Because there is no current federal support of hES cell research in which new cell lines are derived, the most applicable sets of guidelines in the United States for this purpose come from the Ethics Committee of the ASRM (ASRM, 2000, 2004b). Most international guidelines also call for some special oversight body for stem cell research to review documentation of compliance with the guidelines of various government agencies, both domestic and foreign. Such evaluation is in some cases folded into the evaluation of scientific merit; in others it is performed by stand-alone ethics review bodies. In the United States, review of scientific merit is typically conducted by the funding agency, which is often a federal agency. That will not be the case, for the time being, for most hES cell research conducted in this country.
There are clear advantages to government action, especially with regard to the legal standing of industry standards. Outstanding examples relevant to this report and to cultural environments that are similar to the United States are the British Human Fertilisation and Embryology Authority and the more recent Canadian Assisted Human Reproduction Agency. But in the absence of such arrangements, our proposals for a system of local review combined with a national oversight panel would go far toward consolidating and monitoring the policies and practices of hES cell research.
In the absence of federal guidelines broadly governing the generation and research use of hES cells, the scientific community and its institutions should step forward to develop and implement its own, much in the spirit of Asilomar, which resulted in the RAC guidelines in use today. Such guidelines are needed by the scientific community as a framework for hES cell research and would reassure the public and Congress that the scientific community is attentive to ethical concerns and is capable of self-regulation while moving forward with this important research. The premise is not to advocate that the work be done—that has already been debated with some consensus reached in the scientific community and elsewhere—
but rather to start with the presumption that the work is important for human welfare, that it will be done, and that it should be conducted in a framework that addresses scientific, ethical, medical, and social concerns. The public increasingly supports this area of research and its potential to advance human health.

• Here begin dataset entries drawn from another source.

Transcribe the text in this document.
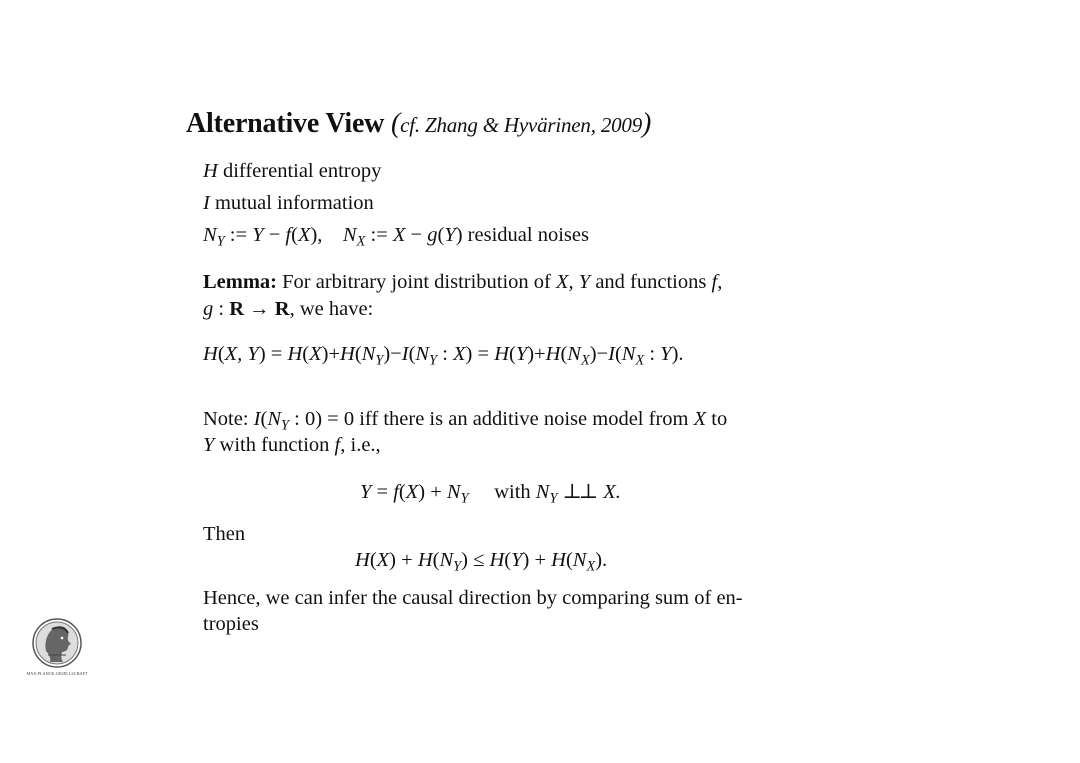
Alternative View (cf. Zhang & Hyvärinen, 2009)
H differential entropy
I mutual information
$N_Y$ := Y − f(X),    $N_X$ := X − g(Y) residual noises
Lemma: For arbitrary joint distribution of X, Y and functions f,
g : R → R, we have:
H(X, $Y) = H(X)+H(N_Y)-I(N_Y$ : $X) = H(Y)+H(N_X)-I(N_X$ : Y).
Note: $I(N_Y$ : 0) = 0 iff there is an additive noise model from X to
Y with function f, i.e.,
$Y = f(X) + N_Y$ with $N_Y$ ⊥⊥ X.
Then
$H(X) + H(N_Y) \le H(Y) + H(N_X)$.
Hence, we can infer the causal direction by comparing sum of en-
tropies
MAX-PLANCK-GESELLSCHAFT
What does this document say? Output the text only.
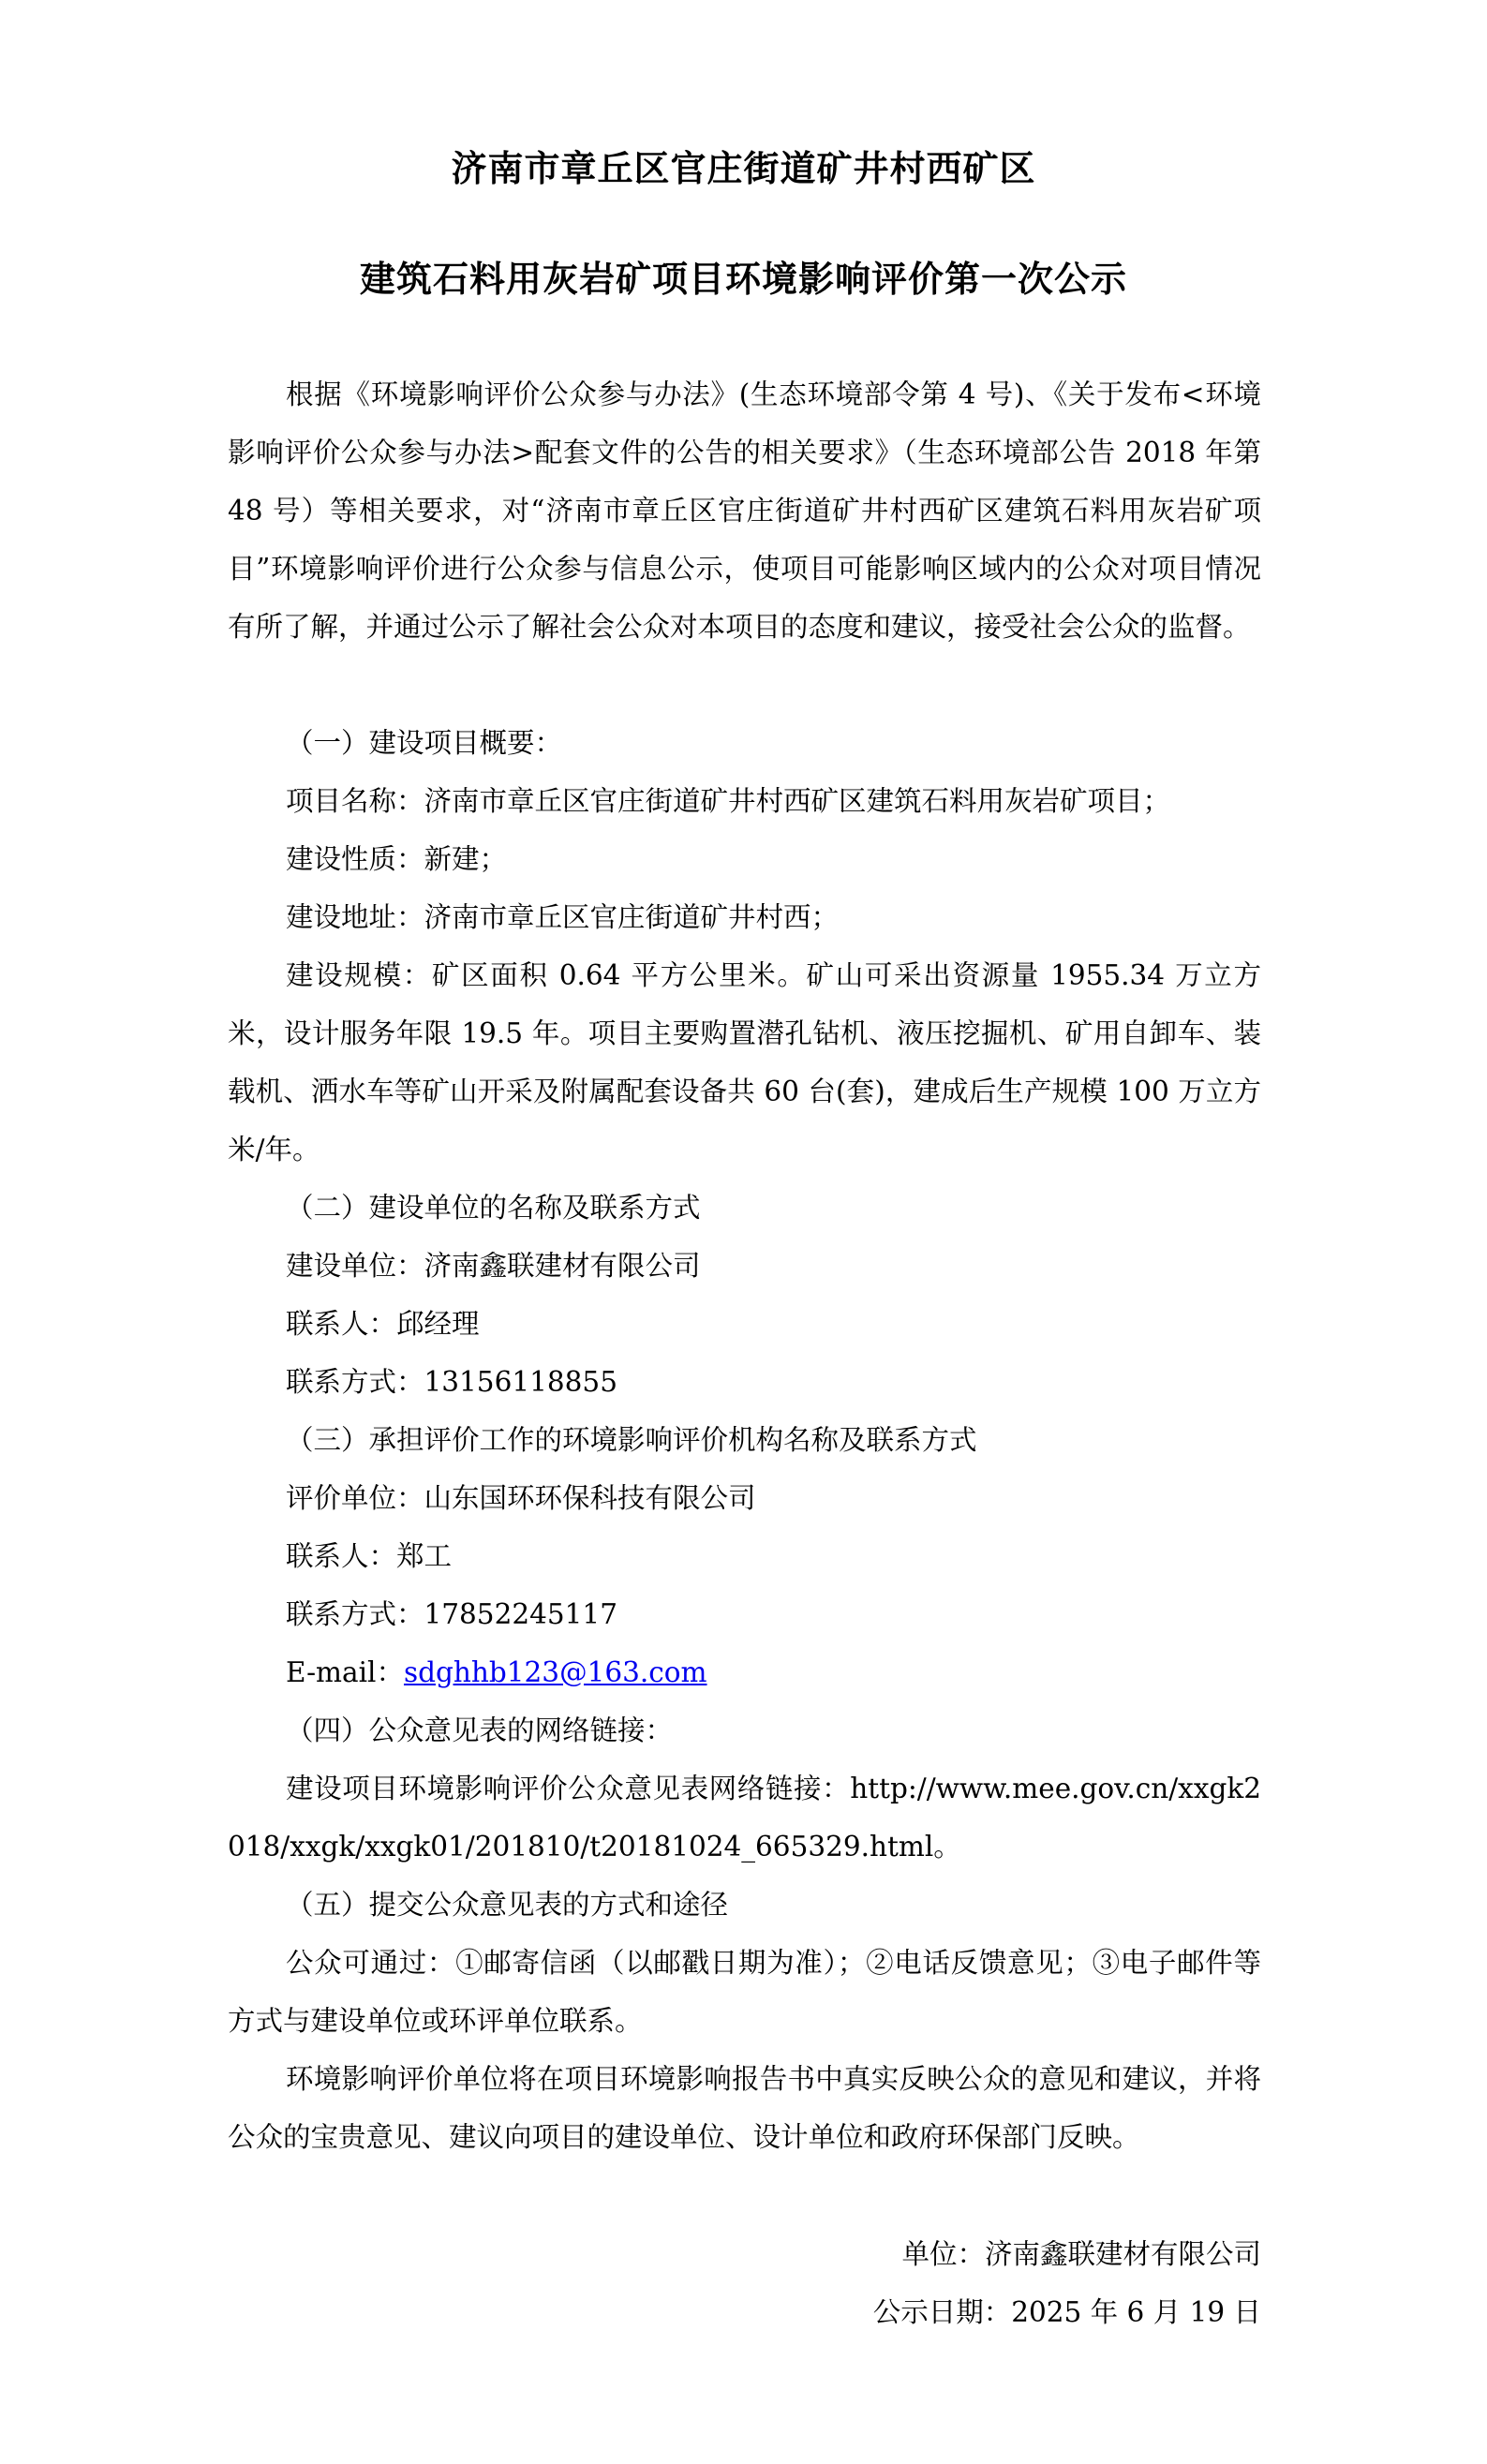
济南市章丘区官庄街道矿井村西矿区
建筑石料用灰岩矿项目环境影响评价第一次公示

根据《环境影响评价公众参与办法》(生态环境部令第 4 号)、《关于发布<环境影响评价公众参与办法>配套文件的公告的相关要求》（生态环境部公告 2018 年第 48 号）等相关要求，对“济南市章丘区官庄街道矿井村西矿区建筑石料用灰岩矿项目”环境影响评价进行公众参与信息公示，使项目可能影响区域内的公众对项目情况有所了解，并通过公示了解社会公众对本项目的态度和建议，接受社会公众的监督。

（一）建设项目概要：
项目名称：济南市章丘区官庄街道矿井村西矿区建筑石料用灰岩矿项目；
建设性质：新建；
建设地址：济南市章丘区官庄街道矿井村西；

建设规模：矿区面积 0.64 平方公里米。矿山可采出资源量 1955.34 万立方米，设计服务年限 19.5 年。项目主要购置潜孔钻机、液压挖掘机、矿用自卸车、装载机、洒水车等矿山开采及附属配套设备共 60 台(套)，建成后生产规模 100 万立方米/年。

（二）建设单位的名称及联系方式
建设单位：济南鑫联建材有限公司
联系人：邱经理
联系方式：13156118855
（三）承担评价工作的环境影响评价机构名称及联系方式
评价单位：山东国环环保科技有限公司
联系人：郑工
联系方式：17852245117
E-mail：sdghhb123@163.com
（四）公众意见表的网络链接：

建设项目环境影响评价公众意见表网络链接：http://www.mee.gov.cn/xxgk2018/xxgk/xxgk01/201810/t20181024_665329.html。

（五）提交公众意见表的方式和途径

公众可通过：①邮寄信函（以邮戳日期为准）；②电话反馈意见；③电子邮件等方式与建设单位或环评单位联系。

环境影响评价单位将在项目环境影响报告书中真实反映公众的意见和建议，并将公众的宝贵意见、建议向项目的建设单位、设计单位和政府环保部门反映。

单位：济南鑫联建材有限公司
公示日期：2025 年 6 月 19 日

The next chapter describes the current status of research involving hES cells. It also addresses possible novel sources of hES cell lines not yet developed and the use of human/nonhuman chimeras in research.

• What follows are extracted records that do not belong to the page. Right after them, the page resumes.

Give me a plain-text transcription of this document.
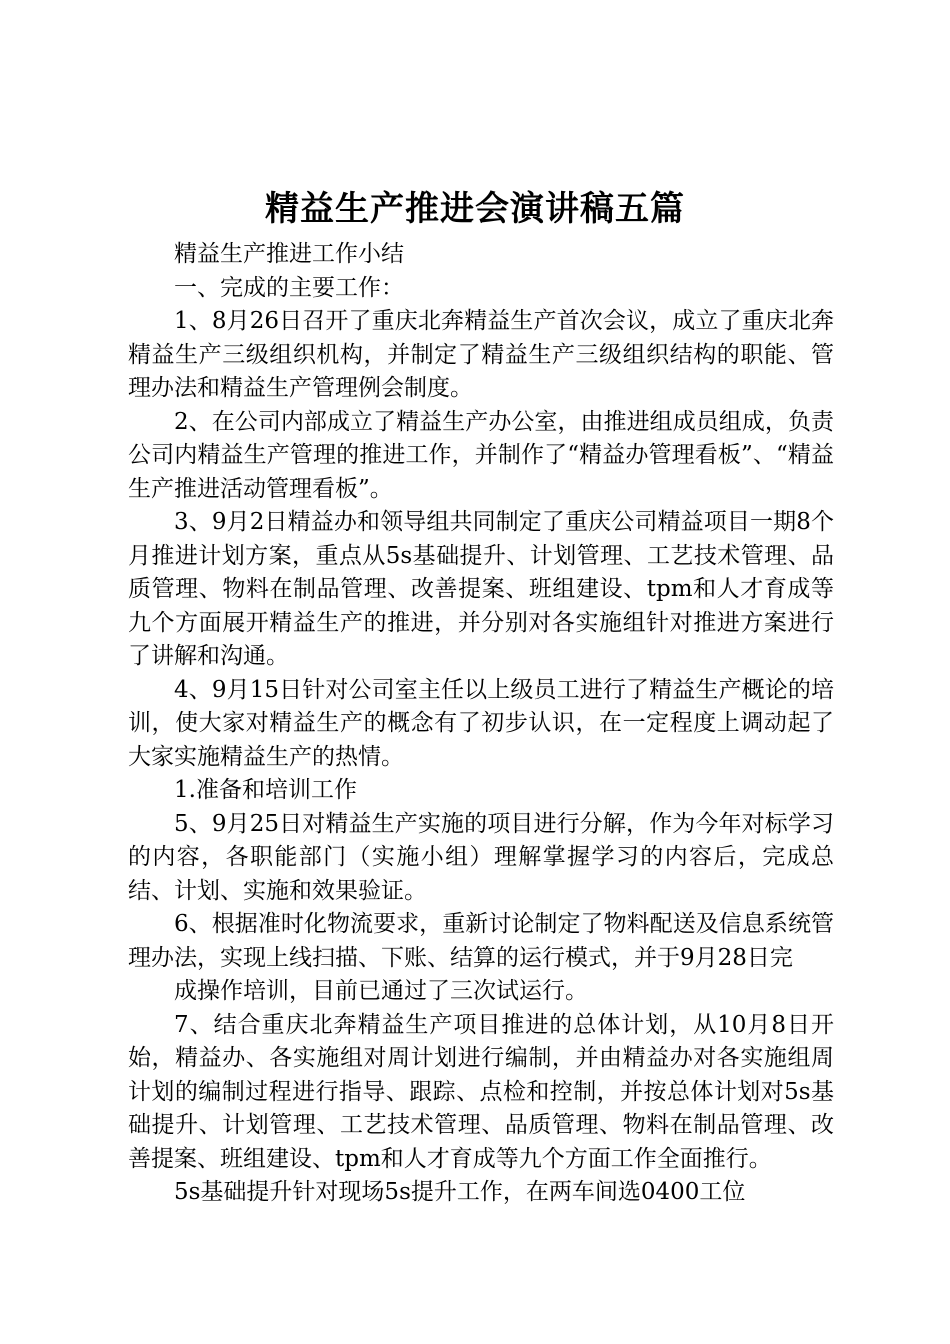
精益生产推进会演讲稿五篇

精益生产推进工作小结

一、完成的主要工作：

1、8月26日召开了重庆北奔精益生产首次会议，成立了重庆北奔精益生产三级组织机构，并制定了精益生产三级组织结构的职能、管理办法和精益生产管理例会制度。

2、在公司内部成立了精益生产办公室，由推进组成员组成，负责公司内精益生产管理的推进工作，并制作了“精益办管理看板”、“精益生产推进活动管理看板”。

3、9月2日精益办和领导组共同制定了重庆公司精益项目一期8个月推进计划方案，重点从5s基础提升、计划管理、工艺技术管理、品质管理、物料在制品管理、改善提案、班组建设、tpm和人才育成等九个方面展开精益生产的推进，并分别对各实施组针对推进方案进行了讲解和沟通。

4、9月15日针对公司室主任以上级员工进行了精益生产概论的培训，使大家对精益生产的概念有了初步认识，在一定程度上调动起了大家实施精益生产的热情。

1.准备和培训工作

5、9月25日对精益生产实施的项目进行分解，作为今年对标学习的内容，各职能部门（实施小组）理解掌握学习的内容后，完成总结、计划、实施和效果验证。

6、根据准时化物流要求，重新讨论制定了物料配送及信息系统管理办法，实现上线扫描、下账、结算的运行模式，并于9月28日完

成操作培训，目前已通过了三次试运行。

7、结合重庆北奔精益生产项目推进的总体计划，从10月8日开始，精益办、各实施组对周计划进行编制，并由精益办对各实施组周计划的编制过程进行指导、跟踪、点检和控制，并按总体计划对5s基础提升、计划管理、工艺技术管理、品质管理、物料在制品管理、改善提案、班组建设、tpm和人才育成等九个方面工作全面推行。

5s基础提升针对现场5s提升工作，在两车间选0400工位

Chapter 3 focuses on ethical and policy issues and how existing and proposed guidelines address them. In Chapter 3, the committee proposes a local review mechanism to oversee research involving hES cells. It also recommends establishing a national body to periodically update the guidelines recommended in this report and assess the status of the field. Chapter 4 describes the current legal and regulatory environment of hES cell research in the United States and around the world. Chapter 5 addresses recruitment of donors and the informed consent process and makes recommendations about review of the processes by which donated materials are obtained. Chapter 5 also discusses the need for some standards in the banking and maintenance of hES cell lines. The final chapter consolidates the recommendations made in previous chapters as formal guidelines.